La mort de Ben Laden : un échec pour les tenants du « choc des civilisations »

De ma fenêtre. La chronique d’Aimé Savard pour Chrétiens de la Méditerranée 2 mai 2011.  

La mort de Ben Laden, tué par un commando des forces spéciales américaines, est une événement important pour tous les peuples qui vivent autour de la Méditerranée et, en particulier pour les pays arabes et musulmans. Certes, la disparition du chet d’Al Qaïda ne signifie pas la fin de ce mouvement ni celle du terrorisme islamiste.

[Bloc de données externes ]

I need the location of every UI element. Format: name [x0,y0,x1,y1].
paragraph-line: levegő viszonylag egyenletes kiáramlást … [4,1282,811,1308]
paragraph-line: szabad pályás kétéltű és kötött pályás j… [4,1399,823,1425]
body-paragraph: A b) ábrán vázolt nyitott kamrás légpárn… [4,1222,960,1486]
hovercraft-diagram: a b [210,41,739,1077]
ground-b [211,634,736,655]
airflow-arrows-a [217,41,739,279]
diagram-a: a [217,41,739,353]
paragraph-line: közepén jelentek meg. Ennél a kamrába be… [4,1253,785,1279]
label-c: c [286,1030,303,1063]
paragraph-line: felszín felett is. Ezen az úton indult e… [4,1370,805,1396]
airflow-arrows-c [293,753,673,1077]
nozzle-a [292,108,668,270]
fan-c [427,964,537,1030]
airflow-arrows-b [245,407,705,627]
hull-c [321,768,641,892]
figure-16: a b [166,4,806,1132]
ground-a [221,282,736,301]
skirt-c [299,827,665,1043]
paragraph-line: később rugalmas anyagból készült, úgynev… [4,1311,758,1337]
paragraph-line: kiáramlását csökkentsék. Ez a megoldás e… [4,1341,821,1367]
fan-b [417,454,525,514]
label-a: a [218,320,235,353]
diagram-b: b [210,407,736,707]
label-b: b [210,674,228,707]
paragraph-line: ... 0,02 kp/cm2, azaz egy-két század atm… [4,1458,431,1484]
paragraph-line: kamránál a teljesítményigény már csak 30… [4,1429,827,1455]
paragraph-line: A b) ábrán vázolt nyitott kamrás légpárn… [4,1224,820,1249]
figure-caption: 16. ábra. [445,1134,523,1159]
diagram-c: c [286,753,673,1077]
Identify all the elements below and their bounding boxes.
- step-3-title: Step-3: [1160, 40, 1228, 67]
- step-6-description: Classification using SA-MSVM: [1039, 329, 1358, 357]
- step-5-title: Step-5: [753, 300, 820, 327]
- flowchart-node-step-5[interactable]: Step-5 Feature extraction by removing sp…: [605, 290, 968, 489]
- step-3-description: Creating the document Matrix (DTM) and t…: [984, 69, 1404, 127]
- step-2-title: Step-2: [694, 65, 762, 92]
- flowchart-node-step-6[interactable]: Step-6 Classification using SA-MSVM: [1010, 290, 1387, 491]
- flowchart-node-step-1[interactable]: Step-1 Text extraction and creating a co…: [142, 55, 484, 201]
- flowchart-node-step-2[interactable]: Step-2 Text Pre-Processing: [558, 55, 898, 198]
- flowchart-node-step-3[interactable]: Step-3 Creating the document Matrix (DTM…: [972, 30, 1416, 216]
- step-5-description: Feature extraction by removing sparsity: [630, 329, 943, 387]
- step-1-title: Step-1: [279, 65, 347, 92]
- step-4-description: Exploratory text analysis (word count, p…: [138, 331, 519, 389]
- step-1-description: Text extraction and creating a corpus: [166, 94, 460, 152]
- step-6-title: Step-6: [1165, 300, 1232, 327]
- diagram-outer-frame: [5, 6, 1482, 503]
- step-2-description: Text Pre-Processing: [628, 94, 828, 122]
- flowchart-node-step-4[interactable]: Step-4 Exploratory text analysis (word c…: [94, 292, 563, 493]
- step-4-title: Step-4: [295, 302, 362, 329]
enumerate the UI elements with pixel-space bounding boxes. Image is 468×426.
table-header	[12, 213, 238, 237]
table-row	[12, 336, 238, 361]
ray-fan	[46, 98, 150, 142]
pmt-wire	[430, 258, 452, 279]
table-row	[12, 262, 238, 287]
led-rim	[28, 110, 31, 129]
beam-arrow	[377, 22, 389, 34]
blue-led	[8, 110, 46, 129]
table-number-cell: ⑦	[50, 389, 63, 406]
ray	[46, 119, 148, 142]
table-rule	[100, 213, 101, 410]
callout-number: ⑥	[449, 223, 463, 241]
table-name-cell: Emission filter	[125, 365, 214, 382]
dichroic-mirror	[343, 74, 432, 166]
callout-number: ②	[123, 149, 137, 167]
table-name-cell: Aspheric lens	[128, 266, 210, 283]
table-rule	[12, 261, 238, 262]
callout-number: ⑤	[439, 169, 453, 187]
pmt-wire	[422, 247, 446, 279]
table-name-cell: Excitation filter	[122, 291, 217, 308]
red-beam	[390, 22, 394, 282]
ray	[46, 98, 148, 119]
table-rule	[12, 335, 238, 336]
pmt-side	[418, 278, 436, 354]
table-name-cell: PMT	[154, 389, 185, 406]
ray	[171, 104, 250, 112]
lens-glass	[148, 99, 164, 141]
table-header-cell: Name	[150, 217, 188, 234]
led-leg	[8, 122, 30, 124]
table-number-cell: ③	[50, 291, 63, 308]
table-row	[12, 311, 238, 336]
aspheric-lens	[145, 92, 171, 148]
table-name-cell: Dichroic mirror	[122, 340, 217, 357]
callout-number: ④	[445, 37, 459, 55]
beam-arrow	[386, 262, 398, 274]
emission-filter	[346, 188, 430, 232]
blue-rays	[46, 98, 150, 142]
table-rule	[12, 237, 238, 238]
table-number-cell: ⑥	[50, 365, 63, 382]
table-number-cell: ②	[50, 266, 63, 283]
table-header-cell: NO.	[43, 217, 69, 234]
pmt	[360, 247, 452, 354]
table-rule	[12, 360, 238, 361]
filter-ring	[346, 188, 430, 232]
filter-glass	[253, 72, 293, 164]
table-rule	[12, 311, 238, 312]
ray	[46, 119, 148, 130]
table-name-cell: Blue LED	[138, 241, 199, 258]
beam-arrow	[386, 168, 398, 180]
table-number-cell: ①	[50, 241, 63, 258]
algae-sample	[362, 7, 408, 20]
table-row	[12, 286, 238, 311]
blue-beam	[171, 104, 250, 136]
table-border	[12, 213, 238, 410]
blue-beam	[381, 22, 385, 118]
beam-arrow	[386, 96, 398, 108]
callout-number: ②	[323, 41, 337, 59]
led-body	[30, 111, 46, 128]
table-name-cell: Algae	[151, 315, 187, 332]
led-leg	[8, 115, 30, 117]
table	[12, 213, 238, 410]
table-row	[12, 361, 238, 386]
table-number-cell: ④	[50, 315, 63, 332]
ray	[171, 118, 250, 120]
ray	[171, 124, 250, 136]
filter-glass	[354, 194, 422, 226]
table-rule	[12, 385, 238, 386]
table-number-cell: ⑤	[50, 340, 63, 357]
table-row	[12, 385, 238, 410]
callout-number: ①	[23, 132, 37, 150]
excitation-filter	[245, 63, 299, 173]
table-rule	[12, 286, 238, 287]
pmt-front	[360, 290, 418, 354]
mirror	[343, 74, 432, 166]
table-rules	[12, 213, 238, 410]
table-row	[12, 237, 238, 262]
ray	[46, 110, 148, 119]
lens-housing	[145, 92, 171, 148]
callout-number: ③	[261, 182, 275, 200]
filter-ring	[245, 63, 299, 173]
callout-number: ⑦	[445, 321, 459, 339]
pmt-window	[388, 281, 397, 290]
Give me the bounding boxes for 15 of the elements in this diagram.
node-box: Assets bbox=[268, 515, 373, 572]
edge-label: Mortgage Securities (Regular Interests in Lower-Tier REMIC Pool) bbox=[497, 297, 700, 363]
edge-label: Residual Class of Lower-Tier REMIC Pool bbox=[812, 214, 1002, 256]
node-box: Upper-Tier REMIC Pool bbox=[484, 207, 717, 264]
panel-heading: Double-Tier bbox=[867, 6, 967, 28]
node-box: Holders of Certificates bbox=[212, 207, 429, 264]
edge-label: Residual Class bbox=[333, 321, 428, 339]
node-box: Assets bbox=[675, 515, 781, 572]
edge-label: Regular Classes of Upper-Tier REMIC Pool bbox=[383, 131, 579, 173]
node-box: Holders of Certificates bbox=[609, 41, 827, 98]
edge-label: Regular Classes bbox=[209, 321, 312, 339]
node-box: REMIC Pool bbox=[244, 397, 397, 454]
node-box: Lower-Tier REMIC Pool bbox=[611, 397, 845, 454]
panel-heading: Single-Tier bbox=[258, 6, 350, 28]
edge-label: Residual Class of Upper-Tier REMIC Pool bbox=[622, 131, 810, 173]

On peut au contraire redouter que des attentats aient lieu ici ou là pour venger celui qu’une minorité du monde musulman considèrait comme un héros et qu’elle risque de traiter maintenant comme un martyr.

Al Qaïda est une nébuleuse décentralisée aux ramifications complexes qui conserve certainement une grande capacité de nuisance. Mais il semble que, ces dernières années, Ben Laden en était moins le chef opérationnel que le symbole. Et les symboles ont une grande importance, spécialement dans le monde musulman.

Sur les sites djihadistes, les réactions ont été immédiates. Si certaines d’entre elles traduisent de l’incrédulité, les autres expriment surtout de la colère et profèrent des menaces contre les Etats-Unis, « le Grand Satan », et plus généralement contre l’Occident, selon une réthorique utilisée depuis longtemps par ces milieux. Mais il ne faut pas s’y tromper. Dans l’ensemble du monde arabe et plus largement musulman, c’est plutôt le soulagement qui domine, mêlé à l’inquiétude de voir la mouvance terroriste réagir en animal blessé. On ne le sait pas assez : le terrorisme islamique a fait beaucoup plus de victimes dans les pays musulmans qu’en Occident. Le but premier de Ben Laden était de débarrasser ces pays musulmans de régimes qu’il jugeait corrompus et infidèles à l’islam. Pour combattre ceux-ci, les islamistes ont souvent recouru au terrorisme aveugle – ce fut encore le cas, la semaine dernière à Marrakech. Ces régimes visés par Al Qaïda sont aussi ceux que combattent les mouvements révolutionnaires surgis dans les pays arabes depuis le début de l’année. C’est d’ailleurs ce qui explique que les pays occidentaux – et en particulier la France – aient accueilli avec beaucoup de suspicion, voire d’hostilité, les révolutions arabes. Ils craignaient – et parfois le redoutent encore – que les dictatures contestées, avec lesquelles certains milieux politiques et économiques occidentaux avaient des liens étroits, ne soient remplacées par des régimes islamistes.

 

Or, il est aujourd’hui évident que les mouvements islamistes radicaux ont été surpris et dépassés par les révoltes arabes. Celles-ci sont le fait d’une jeunesse éduquée qui ne se voit pas d’avenir et qui rêve de liberté et de démocratie, tout en restant fidèle à son identité et plutôt méfiante à l’égard de l’Occident. Ces jeunes révoltés sont musulmans, mais ne rêvent pas d’imposer la charia. Certains sont d’ailleurs touchés, comme les chrétiens, par une certaine sécularisation et cherchent une forme de laïcité qui séparerait effectivement le politique du religieux. D’autres, et parfois les mêmes, voient dans l’islam, une protection contre la contagion des moeurs occidentales qu’ils jugent dissolues.

 

Dans ce contexte, la mort de Ben Laden ne peut apparaïtre que comme un échec symbolique du terrorisme islamique. Elle pourrait bien ouvrir les yeux de ceux qui, sans être eux-mêmes engagés dans ce mouvement terroriste, y voyaient un moyen de se venger des humiliations que l’Occident a fait subir – et fait encore subir – à leurs peuples. Cette disparition du chef d’Al Qaïda ne saurait désoler que ceux qui, dans les pays arabes comme dans nos pays occidentaux rêvent du « choc des civilisations », de la gigantesque confrontation entre l’islam et l’Occident ou entre l’islam et ce que certains appellent abusivement « la chrétienté ».